Both include a particular prescribed model of selfhood.
Thus
in Christianity the problem is Sin; the answer is Faith in Jesus.
The unsaved self is a sinner with a ruined image of God. The regenerate
self is to be modeled upon a highly theoretical Christ model.
In Buddhism the problem is Craving, the solution Cessation of
Desire. The self is the Absence of self, anatta. In Hinduism the
problem is mistaking a false, conditioned self for the real, unconditioned
Self (the Atman). The solution is identifying with the latter.
Stoicism says the problem is ignorance, the solution virtue, the
self a diamond in the rough to be chiseled by events. Twelve Stepism
says the problem is universal addiction, the solution Anonymous
groups, the self a study in powerlessness. Freud says the problem
is repressed trauma leading to neurosis. The solution is to uncover
the trauma, face it, and be done with it. The self is a thin film
over a deep lake of dark secrets accessible only to the therapist.
You must take his word for it.
And
that’s the problem with all these selves. You must adopt
them deductively from without. Do they seem arbitrary? Not to
fit snugly? Well, that just shows how far gone you are! How urgent
it is that you force yourself into the prescribed mold. If you
don’t, the plan won’t work; the method requires you
to become a particular shape of cog in the wheel.
These
pre-packaged selves are all a cheat. While one can no doubt learn
much by trying each one on, like exotic masks in a costume shop,
each is a scam insofar as someone else designed it and tells you
to accept it as true to you, which it may not be.
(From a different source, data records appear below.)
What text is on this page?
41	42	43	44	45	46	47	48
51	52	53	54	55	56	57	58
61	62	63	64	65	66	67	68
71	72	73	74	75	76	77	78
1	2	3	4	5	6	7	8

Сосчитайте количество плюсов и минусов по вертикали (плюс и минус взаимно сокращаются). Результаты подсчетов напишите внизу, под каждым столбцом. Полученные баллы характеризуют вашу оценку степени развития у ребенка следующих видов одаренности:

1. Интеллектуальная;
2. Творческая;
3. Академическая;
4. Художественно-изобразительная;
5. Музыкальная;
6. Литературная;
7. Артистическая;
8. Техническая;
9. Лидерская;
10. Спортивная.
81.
It is one of
Derrida’s “dangerous supplements,” conceptual
add-ons that wind up undermining the unsuspecting host by redefining
it after the fact. The icing becomes the cake.
I
feel I must learn by close observation who I am, if anyone. Others
may even know me better than myself, so I want to hear from them.
But I am not about to accept Freud’s or St. Augustine’s
or the Buddha’s diagnosis about me. Not until I know myself
well enough to be able to tell if they fit. They may have correctly
known themselves, and derived their Solutions from their own cases.
But they never met me. I have. Or I am trying to.